One of the most famous examples of adaptation is the assimilation of lactose by the population of almost all of Europe. It is still unclear when and where this gene pattern appeared. Some studies show that in Northern Europe selection was significantly stronger than in the south. Other scientists, to the contrary, question the role of natural selection in the formation of this gene pattern. Thus, even in such a well-known example, many questions remain, and the scientific community has not yet come to a consensus. Nevertheless, an increase in the amount of genetic data available to us, both modern and ancient, provides new opportunities for studying evolutionary processes and the development of populations.
In April, we held our laboratory’s first research seminar. This is one of the main formats for our academic activity. I like to recall, for example, the seminars I took with Professor Vladimir Arnold when I was a student—his explosive manner of speaking and his fiery eyes.
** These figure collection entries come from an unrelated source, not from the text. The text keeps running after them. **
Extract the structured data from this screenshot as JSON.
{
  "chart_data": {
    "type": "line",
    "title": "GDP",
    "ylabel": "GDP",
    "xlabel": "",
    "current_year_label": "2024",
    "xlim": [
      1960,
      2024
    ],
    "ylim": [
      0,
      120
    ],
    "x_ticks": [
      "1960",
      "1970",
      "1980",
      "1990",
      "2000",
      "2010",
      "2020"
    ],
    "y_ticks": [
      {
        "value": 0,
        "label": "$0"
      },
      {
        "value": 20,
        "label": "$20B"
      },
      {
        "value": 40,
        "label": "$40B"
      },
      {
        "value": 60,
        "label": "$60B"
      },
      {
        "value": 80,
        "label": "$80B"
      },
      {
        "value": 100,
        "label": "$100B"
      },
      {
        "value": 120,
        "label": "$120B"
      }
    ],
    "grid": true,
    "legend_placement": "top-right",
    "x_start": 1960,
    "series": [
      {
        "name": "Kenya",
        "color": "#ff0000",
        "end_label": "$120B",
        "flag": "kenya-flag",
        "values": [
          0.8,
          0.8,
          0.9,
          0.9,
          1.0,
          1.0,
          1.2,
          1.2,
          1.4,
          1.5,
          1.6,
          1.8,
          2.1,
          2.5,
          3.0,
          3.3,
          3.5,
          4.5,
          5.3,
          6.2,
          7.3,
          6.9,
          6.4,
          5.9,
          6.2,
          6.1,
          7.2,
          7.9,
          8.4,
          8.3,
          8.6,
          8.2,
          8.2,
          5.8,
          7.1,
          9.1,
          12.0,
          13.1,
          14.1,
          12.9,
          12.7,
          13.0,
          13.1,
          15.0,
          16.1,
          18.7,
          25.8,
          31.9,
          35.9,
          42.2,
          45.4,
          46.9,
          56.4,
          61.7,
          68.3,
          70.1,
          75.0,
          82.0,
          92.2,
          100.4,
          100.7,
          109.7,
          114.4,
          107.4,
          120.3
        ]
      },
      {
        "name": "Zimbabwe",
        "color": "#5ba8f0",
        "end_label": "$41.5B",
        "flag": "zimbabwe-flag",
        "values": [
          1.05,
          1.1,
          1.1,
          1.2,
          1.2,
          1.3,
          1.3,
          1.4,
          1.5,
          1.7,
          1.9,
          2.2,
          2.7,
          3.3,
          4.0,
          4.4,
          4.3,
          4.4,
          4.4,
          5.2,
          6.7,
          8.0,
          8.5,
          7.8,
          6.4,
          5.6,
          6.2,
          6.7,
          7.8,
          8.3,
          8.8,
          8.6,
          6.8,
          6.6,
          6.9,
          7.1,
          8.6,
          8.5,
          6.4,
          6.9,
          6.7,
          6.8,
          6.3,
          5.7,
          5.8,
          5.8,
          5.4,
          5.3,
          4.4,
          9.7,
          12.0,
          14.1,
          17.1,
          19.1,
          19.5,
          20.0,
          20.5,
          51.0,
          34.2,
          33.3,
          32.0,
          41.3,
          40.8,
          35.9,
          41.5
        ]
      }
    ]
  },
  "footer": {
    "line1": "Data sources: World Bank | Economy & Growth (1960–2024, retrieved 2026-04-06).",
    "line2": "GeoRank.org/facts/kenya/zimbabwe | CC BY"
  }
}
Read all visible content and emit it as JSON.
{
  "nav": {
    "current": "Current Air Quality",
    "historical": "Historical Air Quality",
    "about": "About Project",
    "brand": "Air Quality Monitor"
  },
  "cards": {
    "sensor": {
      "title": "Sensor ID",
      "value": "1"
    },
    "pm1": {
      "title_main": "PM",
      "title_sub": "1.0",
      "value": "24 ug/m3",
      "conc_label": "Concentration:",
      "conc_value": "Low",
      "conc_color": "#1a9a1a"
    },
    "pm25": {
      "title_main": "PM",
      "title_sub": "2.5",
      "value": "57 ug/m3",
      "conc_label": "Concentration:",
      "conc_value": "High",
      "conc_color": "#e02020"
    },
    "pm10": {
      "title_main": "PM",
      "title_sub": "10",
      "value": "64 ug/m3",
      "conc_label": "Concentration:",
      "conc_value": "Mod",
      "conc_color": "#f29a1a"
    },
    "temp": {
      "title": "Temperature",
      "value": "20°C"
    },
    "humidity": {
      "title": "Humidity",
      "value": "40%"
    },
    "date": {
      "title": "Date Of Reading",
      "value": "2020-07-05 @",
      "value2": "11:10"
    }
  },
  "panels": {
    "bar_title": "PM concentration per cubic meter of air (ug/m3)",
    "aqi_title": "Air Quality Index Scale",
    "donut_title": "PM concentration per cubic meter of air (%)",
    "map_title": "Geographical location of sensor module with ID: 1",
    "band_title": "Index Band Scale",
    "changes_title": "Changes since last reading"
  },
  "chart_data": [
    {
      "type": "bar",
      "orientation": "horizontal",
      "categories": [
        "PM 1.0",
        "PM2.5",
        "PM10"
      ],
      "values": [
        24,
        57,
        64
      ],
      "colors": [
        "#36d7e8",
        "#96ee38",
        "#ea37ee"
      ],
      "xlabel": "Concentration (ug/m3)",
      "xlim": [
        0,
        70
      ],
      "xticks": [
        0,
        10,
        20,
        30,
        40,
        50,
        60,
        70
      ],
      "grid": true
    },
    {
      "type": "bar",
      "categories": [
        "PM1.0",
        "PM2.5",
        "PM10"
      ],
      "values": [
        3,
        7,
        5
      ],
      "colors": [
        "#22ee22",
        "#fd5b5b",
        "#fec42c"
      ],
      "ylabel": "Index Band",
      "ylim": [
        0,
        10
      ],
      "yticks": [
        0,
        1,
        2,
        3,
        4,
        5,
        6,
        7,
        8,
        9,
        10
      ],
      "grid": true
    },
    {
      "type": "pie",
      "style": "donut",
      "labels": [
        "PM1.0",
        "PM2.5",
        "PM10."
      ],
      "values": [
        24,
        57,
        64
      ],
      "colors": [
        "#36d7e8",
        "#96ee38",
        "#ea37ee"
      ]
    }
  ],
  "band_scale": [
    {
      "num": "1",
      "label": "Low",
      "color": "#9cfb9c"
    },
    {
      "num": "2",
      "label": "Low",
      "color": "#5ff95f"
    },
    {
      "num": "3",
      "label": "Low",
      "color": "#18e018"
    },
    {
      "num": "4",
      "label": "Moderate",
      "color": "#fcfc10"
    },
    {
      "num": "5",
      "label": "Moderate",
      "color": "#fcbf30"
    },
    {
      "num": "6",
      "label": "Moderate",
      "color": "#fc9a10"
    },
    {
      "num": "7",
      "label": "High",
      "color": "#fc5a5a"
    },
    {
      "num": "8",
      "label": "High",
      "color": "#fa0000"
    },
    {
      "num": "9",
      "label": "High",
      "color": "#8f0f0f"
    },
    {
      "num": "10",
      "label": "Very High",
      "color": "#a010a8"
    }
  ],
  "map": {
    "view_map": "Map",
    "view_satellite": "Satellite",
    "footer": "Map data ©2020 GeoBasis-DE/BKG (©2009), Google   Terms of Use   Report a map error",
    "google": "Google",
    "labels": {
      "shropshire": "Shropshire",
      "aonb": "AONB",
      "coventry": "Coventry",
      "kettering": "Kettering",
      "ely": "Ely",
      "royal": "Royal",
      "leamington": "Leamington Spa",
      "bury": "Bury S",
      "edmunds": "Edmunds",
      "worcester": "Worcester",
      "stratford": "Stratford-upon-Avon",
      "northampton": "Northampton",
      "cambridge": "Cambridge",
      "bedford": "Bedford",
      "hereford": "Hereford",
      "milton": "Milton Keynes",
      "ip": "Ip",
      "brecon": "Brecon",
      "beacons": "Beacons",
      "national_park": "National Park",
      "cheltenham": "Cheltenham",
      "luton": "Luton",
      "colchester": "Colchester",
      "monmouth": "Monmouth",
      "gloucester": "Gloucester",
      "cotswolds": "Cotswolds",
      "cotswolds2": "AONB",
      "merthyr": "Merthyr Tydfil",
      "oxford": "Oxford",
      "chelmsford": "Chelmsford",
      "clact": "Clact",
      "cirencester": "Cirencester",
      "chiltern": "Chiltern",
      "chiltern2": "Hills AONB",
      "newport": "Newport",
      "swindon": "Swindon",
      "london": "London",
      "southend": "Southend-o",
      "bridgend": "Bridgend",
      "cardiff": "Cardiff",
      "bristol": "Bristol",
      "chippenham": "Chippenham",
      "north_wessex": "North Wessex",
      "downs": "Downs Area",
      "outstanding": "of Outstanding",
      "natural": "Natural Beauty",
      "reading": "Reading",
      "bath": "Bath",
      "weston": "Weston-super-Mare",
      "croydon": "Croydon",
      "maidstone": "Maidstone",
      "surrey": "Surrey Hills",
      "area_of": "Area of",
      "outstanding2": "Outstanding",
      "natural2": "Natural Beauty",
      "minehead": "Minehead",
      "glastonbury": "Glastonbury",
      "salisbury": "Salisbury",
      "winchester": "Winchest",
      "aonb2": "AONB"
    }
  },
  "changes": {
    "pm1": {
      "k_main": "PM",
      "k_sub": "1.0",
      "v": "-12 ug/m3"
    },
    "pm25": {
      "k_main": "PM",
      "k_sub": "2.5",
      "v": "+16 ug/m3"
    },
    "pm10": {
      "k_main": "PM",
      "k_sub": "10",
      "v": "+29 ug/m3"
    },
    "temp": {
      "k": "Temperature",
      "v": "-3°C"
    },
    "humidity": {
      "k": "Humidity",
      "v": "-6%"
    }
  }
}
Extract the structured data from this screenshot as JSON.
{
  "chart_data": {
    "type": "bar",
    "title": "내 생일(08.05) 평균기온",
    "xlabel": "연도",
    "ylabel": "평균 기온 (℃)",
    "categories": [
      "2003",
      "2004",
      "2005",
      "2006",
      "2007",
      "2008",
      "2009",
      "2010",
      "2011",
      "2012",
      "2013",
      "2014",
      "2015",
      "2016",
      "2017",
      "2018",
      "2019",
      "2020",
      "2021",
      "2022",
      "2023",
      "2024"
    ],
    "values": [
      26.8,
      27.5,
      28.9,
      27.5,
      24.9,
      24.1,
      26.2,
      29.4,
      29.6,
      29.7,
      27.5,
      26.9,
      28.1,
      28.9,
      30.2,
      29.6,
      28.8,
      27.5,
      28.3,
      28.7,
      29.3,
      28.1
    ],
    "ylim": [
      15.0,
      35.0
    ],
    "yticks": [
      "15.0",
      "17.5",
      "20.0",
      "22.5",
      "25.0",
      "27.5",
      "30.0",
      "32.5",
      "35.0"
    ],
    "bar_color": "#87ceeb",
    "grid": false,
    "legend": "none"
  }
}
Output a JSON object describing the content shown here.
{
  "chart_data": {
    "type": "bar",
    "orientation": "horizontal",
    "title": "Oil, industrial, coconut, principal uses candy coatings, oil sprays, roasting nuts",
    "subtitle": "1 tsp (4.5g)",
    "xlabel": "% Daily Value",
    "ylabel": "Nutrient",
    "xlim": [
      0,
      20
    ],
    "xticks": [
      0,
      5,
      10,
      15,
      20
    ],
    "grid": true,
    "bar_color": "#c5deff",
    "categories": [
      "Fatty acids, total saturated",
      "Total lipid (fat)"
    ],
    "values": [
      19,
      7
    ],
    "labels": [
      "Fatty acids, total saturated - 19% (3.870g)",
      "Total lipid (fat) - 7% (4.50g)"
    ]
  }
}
Due to the Covid-19 pandemic, our first seminar was held later than planned, but in the end, we did hold this important event. I wanted my colleague from Skoltech, Dmitry Ivankov, to open the first seminar since he knows how to ignite audiences with his energy and talk about complex things in simple terms. Dmitry talked about what hinders us in using genotypes to predict phenotypes. This topic is the holy grail of evolutionary biology. Everyone dreams of getting a genome and its DNA sequencing into a computer and seeing the body that has this given genotype, with all its idiosyncrasies, special abilities, and diseases. It seemed to me that even participants who haven’t yet delved too deeply into issues of DNA, RNA, and epistasis (the dependence of the effect of the genetic variant on its context) appreciated the beauty and scale of Dmitry’s work.
However, at the same time, I understand that online formats are not as good as face-to-face contact when it comes to energy. The speaker doesn’t get enough feedback from the audience; without personal contact, people start to get distracted. We’re all learning how to keep our attention focused during online communication. In my own online classes with students, I’ve started asking everyone to turn their cameras on, and I try to adjust my camera so that students can see my hands and gestures, since this helps convey emotions and engage the viewer more effectively.
It so happened that at the last seminar of our academic retreat in Voronovo, we discussed how to motivate ourselves and our colleagues to stream their research seminars online. Now you do not need to motivate anyone. We are all online. This has its pros and cons. For example, now we have time to ‘go’ to events we ordinarily didn’t have time for before. At seminars and lectures of our laboratory, we are glad to see anyone and everyone—students and employees of any faculty and any university, as well as those who are just interested in science.
I hope that when the pandemic ends, all academic events will be accompanied by online broadcasts. It seems to me that this kind of hybrid mode will be very popular. At our seminars, we will definitely begin to do this.